Ali Perret (Photo: Taşdemir Aşan)
Ben de (her ne kadar tek bir konser izlemiş olsam da) Jazz Festivali’nin ismine yakışır şekilde, kapılarını açtığı konserlerinde en “jazz” mekan olan Baba Sahne’yi tercih ettim. Tiyatro sanatçısı Şevket Çoruh’un 2 sene boyunca kişisel çabaları ve büyük emekleri ile kurduğu Baba Sahne, Kadıköy’ün ve İstanbul’un kültürel hayatına yeni bir heyecan sunabilme hedefini taşıyor. Özellikle sahip olduğu ses sistemi ve teknik alt yapısı ile panel, konser gibi tiyatro dışındaki kültürel etkinliklere de ev sahipliği yapıyor, ki zaten MadenÖktemErsönmez ve Cenk Erdoğan konserleri gibi örnekleri de mevcuttu. Bugün sebebi ile konuk ettiği sanatçılar Selim Selçuk, Sibel Demir Quintet ve Focan+ Bıyıkoğlu Organic Quartet.

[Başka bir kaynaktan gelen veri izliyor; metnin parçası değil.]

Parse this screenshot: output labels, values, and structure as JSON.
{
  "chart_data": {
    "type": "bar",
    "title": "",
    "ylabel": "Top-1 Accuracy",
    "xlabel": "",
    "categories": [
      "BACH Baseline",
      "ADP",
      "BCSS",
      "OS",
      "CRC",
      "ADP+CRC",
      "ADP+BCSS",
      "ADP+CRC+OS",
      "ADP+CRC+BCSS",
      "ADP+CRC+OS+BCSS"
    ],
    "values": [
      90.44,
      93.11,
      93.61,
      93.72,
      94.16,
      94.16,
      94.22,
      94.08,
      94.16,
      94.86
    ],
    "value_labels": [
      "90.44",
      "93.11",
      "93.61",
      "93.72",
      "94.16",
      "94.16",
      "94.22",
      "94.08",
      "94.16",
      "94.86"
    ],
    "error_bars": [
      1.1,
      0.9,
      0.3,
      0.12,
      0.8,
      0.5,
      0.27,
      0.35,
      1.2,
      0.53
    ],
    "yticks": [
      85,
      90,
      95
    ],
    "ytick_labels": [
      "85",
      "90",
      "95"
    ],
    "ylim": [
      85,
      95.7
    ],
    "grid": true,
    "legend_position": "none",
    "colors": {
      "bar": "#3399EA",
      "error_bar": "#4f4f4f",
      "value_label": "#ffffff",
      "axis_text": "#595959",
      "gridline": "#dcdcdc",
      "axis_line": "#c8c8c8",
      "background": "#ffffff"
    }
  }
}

Konser öncesi biletimi Baba Sahne’den almayı beklerken Club Quartier’e kısa bir yolculuk yapmak zorunda kalsam da, dönüşte en öndeki yerimi aldım. Kadro lezizdi: alto saksofonda Meriç Demirkol, kontrbasta günün sürprizi ve Matt Hall’ın yerine bu akşam bizlerle birlikte olan Kağan Yıldız ve piyanoda Ali Perret. Sahneye çıkarken kendinden emin adımlarla davuluna oturan Selim Selçuk, ilk parçadan son notaya kadar kanaatimce içinde biriktirdiği tüm heyecanı, stresi, mutluluğu, huzuru dinleyici ile yüksek perdeden paylaşarak, benim gibi davulla haşır neşir olan her müzisyen için tekniğinden örnekler alınabilecek, sayısız çıkarımlar yapılabilecek, adeta ders niteliğinde güzel bir deneyim yaşattı. Kontrbasın sabit fakat etkin bir groove ile giderken saksofonun ön planda olduğu Village Vanguard’ta sıkı bir akşam geçirdiğinizi hissettiren birinci parça “Asian Princess” ile konser başlıyordu. İkinci parça “God Bless The Funk”ta piyano ile basın gene sıkı bir groove içerisinde iken, Selim Selçuk’un Meriç Demirkol ile birlikte dizginleri eline alıp ortalığı alevlendirmeye başlaması görülmeye değerdi. Parça arasında konserde bize “gerçek ailem” olarak tanıttığı gruptan Ali Perret ile parçalarının tarihi 1987 yılına kadar dayanıyor. Minik perküsyon projeleri dışında 2015 yılındaki beyin kanaması sonrası iki yıldan fazla süren sıkıntılı fizik tedavi ve rehabilitasyon sürecinde vücudunun sol tarafını rahatlıkla kullanamadığını ama buna rağmen o ana kadar sergilediği performansı ile sanki hiç sıkıntı çekmediğini rahatlıkla hissedebileceğiniz Selim Selçuk, toplamda 9 senenin sonunda davulunun başına geçerek performans sergilediğini en alçakgönüllü hali ile bizlere belirttiğinde salonun kendisini çılgınca alkışlaması hiç de şaşırtmıyordu. Kağan’ın arşesi ile başladığı ve “keşke soloları daha uzun tutabilselerdi” dedirten “Umut” ballad’ı konserin en sevdiğim iki parçasından biri oldu. Jimi Hendrix’in Amerikan milli marşını elektrik gitarı ile tekrar şekillendirdiği “Star Spangled Banner”a ithaf ettiği “Jimi” sonrası, Village Vanguard’a bir gece izlediği Sonny Rollins konseri sonrası sokakta yürürken kafasında şekillendirdiği ve calypso’ya saygı duruşunda bulunduğu “My Blue Heaven” ile bu güzel akşam bence tadı damağımızda kalarak bitiyordu. Konser sonrası fuayede ve hatta Baba Sahne’nin dışında konsere katılan seyircilerle karşılaştığımda dudaklarında My Blue Heaven’ın melodisini mırıldandıklarını görmek, akşamı en mutlu kılan yanlardan biri idi.

Ali Perret & Selim Selçuk (Photo: Taşdemir Aşan)
Baba Sahne’deki performans ile Selim Selçuk’un ilk büyük sınavı başarı ile geçtiğini düşünüyorum. Bence hizaya geçelim, sırada diğer konserler geliyor olmalı!